Leicester City enhanced their Champions League hopes with a 2-1 win over Manchester United – a result that crowned Manchester City as Premier League champions.
United were the only team with a mathematical chance of overhauling Pep Guardiola's side, but a line-up bearing 10 changes from Sunday's 3-1 victory at Aston Villa showed how realistic Ole Gunnar Solskjaer thought those hopes were.
Liverpool are at Old Trafford on Thursday for their rearranged game, and Solskjaer's youthful line-up for this second of three matches in five days fell behind when Luke Thomas brilliantly steered in a 10th-minute volley for his first Premier League goal.
Mason Greenwood extended his recent purple patch to eight goals in 11 outings shortly afterwards but United carried little threat and Leicester centre-back Soyuncu was left to make his most telling contribution at the other end of the field midway through the second half.

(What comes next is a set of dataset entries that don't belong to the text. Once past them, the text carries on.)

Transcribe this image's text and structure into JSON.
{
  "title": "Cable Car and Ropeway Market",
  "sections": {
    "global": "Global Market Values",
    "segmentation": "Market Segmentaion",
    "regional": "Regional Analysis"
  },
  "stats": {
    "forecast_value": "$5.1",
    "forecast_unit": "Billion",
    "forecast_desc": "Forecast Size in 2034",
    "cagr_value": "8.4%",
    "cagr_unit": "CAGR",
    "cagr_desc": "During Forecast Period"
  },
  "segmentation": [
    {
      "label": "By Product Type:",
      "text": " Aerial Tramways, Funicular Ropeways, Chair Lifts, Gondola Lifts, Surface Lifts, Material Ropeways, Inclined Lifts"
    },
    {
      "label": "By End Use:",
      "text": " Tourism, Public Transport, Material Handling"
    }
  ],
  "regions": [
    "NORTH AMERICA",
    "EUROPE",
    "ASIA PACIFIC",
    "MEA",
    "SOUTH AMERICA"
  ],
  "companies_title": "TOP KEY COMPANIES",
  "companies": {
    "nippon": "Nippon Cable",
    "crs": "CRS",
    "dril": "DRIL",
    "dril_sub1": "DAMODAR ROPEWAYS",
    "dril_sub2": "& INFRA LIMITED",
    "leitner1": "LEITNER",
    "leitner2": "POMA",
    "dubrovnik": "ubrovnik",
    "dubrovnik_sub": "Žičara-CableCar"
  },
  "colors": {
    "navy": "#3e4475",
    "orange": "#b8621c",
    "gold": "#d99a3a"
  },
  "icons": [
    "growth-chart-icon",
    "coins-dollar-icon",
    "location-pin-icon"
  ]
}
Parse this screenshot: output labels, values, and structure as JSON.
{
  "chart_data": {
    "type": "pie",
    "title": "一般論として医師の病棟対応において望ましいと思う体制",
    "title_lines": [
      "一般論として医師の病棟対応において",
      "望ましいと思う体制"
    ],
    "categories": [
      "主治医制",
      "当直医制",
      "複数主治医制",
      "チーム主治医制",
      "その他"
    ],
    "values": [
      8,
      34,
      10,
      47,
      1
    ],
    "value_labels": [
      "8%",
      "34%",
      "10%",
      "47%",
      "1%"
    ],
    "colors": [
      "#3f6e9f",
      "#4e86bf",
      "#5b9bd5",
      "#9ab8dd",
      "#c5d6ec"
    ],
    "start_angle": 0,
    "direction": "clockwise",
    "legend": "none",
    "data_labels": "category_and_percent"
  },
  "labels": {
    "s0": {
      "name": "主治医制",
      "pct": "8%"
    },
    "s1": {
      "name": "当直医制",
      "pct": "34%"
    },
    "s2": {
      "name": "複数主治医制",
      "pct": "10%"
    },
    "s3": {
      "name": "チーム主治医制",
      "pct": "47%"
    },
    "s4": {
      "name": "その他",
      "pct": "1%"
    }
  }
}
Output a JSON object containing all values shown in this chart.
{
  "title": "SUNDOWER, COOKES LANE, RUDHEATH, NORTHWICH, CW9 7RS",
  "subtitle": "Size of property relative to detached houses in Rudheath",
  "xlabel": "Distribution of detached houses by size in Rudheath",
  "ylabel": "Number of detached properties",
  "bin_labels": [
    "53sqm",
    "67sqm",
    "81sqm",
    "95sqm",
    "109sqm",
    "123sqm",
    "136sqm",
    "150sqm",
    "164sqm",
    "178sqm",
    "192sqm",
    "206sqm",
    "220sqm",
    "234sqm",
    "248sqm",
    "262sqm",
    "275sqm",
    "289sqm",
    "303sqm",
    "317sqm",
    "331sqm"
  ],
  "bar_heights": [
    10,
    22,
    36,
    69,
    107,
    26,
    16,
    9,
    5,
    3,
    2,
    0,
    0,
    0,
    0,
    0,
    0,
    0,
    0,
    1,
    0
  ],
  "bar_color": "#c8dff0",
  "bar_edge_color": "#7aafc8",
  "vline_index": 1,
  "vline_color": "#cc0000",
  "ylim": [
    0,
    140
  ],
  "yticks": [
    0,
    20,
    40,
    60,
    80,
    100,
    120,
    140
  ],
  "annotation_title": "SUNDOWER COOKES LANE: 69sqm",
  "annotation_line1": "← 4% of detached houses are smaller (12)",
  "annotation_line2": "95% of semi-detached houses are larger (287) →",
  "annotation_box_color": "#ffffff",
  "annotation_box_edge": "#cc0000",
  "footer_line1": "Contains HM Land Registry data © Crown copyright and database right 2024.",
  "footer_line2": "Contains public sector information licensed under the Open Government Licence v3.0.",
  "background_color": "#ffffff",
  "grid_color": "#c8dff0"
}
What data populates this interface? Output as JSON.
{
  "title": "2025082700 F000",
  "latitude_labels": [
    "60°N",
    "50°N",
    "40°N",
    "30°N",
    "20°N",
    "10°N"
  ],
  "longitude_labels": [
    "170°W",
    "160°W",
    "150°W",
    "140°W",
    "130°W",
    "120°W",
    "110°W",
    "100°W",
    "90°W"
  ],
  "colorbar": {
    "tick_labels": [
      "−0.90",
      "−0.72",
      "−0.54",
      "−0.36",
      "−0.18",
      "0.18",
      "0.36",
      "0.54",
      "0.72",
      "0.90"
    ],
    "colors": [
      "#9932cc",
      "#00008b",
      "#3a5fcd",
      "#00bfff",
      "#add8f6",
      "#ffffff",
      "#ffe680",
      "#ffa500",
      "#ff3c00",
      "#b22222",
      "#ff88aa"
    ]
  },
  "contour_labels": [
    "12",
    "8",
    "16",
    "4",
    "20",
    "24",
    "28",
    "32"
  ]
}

It meant a third title in four seasons for Manchester City – an outcome that felt slightly fanciful when they lost 5-2 at home to Leicester back in September.
There was an injury scare for United left-back Alex Telles early on and Leicester's opener came as Youri Tielemans made progress down his flank, possibly over hitting the cross from which Thomas finished with aplomb.
A teenager more familiar with the scoresheet quickly got United back on terms, Greenwood drilling home in superbly assured fashion after Amad Diallo got the better of Thomas.
David De Gea pushed another awkwardly dipping Tielemans cross behind for a corner in the 28th minute, as the lively start to proceedings gave way to a more fragmented contest.
The Belgium midfielder remained the only Leicester player who looked frequently capable of unlocking a patched-up United and he slid a pass into Kelechi Iheanacho – De Gea sharply denying the striker with his boot.
Leicester's deliveries from open play left plenty to be desired, although Marc Albrighton's 66th-minute corner picked out Soyuncu to power home as substitute Marcus Rashford was caught napping.
Rashford, Edinson Cavani and Bruno Fernandes amounted to some particularly prolific cavalry, the latter slicing wastefully wide six minutes from time as City readied the champagne corks.